Not all funds can buy MSTR common stock. But through these four tools, it attracts capital that would otherwise avoid common stock or be reluctant to face BTC volatility. Strategy’s real rarity is not just the determination to buy BTC, but its ability to organize different capital preferences into the same Bitcoin machine.
Based on the above four powers and the current situation where MSTR’s market value is close to or slightly below its fully diluted BTC per share value, the company’s equity market cap is also below the BTC reserve value. When the sum of the four powers remains clearly positive, this valuation state can be defined as: static parity + dynamic option undervaluation.

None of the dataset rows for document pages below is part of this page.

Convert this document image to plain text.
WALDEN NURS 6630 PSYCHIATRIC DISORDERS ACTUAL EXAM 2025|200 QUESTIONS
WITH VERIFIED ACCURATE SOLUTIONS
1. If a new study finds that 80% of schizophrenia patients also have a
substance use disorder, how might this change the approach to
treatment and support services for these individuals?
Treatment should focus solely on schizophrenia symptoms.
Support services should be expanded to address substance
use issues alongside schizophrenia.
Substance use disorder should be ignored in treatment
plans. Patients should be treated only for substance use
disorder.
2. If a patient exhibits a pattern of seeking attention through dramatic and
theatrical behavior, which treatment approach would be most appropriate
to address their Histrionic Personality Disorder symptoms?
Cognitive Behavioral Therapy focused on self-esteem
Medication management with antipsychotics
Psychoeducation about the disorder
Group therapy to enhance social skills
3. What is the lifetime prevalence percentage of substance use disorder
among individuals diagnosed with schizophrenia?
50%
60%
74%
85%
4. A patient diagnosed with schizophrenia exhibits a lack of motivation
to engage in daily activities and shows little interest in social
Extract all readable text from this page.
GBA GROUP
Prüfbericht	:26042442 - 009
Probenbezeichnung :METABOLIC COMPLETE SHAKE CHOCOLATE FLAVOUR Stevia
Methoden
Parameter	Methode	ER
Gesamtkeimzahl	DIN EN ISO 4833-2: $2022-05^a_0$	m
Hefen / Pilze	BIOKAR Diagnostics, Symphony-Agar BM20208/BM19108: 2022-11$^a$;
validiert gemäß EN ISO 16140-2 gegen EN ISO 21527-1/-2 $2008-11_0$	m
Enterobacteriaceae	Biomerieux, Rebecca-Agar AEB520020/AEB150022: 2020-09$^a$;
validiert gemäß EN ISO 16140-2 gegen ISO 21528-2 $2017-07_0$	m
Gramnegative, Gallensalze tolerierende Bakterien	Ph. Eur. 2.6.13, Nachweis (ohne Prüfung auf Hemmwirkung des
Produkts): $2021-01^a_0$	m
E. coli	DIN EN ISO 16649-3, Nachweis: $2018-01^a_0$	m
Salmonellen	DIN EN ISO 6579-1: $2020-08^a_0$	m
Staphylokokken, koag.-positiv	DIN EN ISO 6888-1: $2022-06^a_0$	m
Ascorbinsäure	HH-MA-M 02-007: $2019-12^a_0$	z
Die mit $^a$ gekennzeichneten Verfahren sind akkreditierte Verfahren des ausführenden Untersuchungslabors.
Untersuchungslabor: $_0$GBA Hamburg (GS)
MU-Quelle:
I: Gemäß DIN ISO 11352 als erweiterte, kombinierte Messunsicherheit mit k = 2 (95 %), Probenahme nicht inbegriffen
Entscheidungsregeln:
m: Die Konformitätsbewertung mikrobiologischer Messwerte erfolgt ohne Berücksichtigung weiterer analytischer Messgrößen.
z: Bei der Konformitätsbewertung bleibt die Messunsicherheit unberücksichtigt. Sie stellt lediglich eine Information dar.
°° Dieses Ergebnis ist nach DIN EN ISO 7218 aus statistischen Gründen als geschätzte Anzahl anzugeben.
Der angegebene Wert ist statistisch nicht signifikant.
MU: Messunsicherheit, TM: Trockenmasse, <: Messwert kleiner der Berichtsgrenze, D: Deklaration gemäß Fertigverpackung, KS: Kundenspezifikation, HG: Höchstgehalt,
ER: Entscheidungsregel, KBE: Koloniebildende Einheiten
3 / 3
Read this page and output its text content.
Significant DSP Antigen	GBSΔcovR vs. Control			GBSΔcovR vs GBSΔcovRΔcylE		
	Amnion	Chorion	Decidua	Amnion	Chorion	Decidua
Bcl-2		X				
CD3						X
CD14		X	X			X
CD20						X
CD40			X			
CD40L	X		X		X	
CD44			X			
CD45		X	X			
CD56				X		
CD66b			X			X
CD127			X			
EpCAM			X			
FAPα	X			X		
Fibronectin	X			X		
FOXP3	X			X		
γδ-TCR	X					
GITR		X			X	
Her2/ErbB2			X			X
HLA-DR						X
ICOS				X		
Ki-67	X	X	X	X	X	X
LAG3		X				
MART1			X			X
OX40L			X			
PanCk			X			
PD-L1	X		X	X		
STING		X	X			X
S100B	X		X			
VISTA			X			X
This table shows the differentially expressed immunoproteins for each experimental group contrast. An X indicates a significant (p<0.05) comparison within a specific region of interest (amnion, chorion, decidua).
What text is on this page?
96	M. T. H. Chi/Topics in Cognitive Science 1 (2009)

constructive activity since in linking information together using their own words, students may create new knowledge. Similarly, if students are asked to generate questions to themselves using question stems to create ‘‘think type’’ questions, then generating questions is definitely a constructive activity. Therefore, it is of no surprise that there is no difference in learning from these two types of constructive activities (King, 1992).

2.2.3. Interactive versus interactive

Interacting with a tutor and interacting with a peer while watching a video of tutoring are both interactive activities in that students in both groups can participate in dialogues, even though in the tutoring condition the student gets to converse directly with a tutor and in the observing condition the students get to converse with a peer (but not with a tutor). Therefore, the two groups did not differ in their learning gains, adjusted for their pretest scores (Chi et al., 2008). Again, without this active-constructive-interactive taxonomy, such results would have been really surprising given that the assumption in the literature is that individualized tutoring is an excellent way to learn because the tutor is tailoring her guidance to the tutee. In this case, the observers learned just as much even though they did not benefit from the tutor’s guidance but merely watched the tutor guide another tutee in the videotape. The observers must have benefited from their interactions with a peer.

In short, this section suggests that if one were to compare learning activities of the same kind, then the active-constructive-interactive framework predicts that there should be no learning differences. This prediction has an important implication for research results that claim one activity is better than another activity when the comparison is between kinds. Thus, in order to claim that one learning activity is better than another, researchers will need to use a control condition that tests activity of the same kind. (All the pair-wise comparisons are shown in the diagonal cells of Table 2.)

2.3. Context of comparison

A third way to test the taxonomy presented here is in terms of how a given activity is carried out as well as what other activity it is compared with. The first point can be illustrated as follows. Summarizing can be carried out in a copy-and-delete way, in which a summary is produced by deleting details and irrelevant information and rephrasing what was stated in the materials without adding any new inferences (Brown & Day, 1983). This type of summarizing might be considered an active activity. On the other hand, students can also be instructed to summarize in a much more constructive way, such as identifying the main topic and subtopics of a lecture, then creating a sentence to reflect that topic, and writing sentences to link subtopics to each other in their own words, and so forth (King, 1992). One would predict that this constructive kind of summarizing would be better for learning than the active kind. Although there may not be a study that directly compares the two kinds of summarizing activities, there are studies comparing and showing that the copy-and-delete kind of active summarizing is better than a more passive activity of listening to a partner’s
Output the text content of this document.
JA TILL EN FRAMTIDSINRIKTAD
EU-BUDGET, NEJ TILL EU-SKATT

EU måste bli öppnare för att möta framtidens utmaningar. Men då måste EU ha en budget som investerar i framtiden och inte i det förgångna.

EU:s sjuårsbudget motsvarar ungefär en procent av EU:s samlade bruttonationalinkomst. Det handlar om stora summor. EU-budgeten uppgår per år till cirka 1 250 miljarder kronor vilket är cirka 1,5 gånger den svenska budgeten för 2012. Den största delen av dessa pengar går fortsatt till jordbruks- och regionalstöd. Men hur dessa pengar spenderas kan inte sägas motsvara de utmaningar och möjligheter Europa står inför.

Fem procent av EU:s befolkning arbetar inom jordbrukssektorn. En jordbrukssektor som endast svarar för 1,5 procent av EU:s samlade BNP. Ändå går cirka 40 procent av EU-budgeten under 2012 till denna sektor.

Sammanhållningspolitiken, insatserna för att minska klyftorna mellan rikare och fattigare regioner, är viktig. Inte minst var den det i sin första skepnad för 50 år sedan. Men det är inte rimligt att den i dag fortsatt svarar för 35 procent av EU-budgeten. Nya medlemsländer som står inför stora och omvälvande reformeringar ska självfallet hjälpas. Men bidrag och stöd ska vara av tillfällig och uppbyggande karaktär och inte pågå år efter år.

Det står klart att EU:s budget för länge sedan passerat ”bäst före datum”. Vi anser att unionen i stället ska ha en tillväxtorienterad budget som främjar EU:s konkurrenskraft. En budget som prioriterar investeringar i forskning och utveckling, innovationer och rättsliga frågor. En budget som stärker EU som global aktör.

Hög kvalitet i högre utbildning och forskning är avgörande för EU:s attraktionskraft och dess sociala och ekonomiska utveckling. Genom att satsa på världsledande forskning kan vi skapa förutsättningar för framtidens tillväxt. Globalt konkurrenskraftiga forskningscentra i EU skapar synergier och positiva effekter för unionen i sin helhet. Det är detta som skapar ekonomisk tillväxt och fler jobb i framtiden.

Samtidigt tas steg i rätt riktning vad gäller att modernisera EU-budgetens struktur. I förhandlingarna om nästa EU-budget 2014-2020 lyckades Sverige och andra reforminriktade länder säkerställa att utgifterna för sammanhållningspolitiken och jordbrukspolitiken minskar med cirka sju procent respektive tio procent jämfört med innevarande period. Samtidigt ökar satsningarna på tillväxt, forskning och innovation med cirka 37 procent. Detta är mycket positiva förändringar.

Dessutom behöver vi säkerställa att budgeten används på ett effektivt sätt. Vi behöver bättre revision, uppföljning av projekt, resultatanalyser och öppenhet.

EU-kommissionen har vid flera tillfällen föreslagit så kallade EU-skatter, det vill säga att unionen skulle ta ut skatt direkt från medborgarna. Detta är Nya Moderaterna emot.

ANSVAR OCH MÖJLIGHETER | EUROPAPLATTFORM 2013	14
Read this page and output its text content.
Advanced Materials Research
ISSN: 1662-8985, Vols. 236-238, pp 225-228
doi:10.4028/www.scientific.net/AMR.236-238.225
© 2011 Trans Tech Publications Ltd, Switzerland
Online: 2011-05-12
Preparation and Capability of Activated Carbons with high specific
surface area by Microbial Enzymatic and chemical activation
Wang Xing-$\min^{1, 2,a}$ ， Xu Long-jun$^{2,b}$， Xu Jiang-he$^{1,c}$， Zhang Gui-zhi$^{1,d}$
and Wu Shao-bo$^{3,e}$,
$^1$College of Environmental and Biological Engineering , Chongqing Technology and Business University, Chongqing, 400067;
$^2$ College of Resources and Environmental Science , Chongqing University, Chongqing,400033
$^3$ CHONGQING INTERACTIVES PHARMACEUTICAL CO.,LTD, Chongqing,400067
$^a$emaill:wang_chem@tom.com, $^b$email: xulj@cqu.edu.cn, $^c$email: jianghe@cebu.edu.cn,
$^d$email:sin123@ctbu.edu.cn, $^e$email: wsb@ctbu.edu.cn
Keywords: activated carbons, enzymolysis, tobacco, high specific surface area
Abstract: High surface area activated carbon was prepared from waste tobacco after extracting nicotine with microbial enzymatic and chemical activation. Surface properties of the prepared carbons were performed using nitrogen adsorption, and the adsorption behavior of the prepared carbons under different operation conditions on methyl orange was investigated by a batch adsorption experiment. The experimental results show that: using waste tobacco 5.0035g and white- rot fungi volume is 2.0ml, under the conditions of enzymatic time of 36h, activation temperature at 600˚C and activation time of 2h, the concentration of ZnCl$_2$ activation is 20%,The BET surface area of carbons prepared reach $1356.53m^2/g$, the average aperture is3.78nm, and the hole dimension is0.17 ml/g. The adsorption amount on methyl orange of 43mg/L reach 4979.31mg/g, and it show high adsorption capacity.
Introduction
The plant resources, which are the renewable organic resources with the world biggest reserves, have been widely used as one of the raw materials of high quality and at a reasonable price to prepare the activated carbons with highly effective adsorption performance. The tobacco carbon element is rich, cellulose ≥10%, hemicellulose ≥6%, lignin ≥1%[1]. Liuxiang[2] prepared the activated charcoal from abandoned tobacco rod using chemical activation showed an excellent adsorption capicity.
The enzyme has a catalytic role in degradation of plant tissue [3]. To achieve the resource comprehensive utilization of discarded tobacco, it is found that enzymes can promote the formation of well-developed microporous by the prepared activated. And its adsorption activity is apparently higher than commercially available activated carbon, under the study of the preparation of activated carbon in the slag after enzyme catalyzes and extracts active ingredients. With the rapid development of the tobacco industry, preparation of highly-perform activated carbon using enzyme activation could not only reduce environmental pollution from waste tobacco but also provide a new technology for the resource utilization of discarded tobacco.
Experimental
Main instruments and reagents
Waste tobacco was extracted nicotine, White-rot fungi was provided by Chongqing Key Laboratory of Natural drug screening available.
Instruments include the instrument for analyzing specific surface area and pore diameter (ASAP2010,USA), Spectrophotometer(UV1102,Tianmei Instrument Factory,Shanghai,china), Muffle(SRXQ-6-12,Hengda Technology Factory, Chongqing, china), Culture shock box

Therefore: when MSTR’s stock price falls below the fully diluted BTC per share value (BPS * Bitcoin price), the market is essentially assigning a negative expectation to the future of these four powers. If BTC Yield remains positive, financing tools are still operational, and the capital structure does not significantly erode the value of common stock, this negative valuation is often not a risk itself. At least within 1-2 years, it may actually represent a good value zone.
This is purely personal opinion. If I said anything wrong or incomplete, I will not revise it.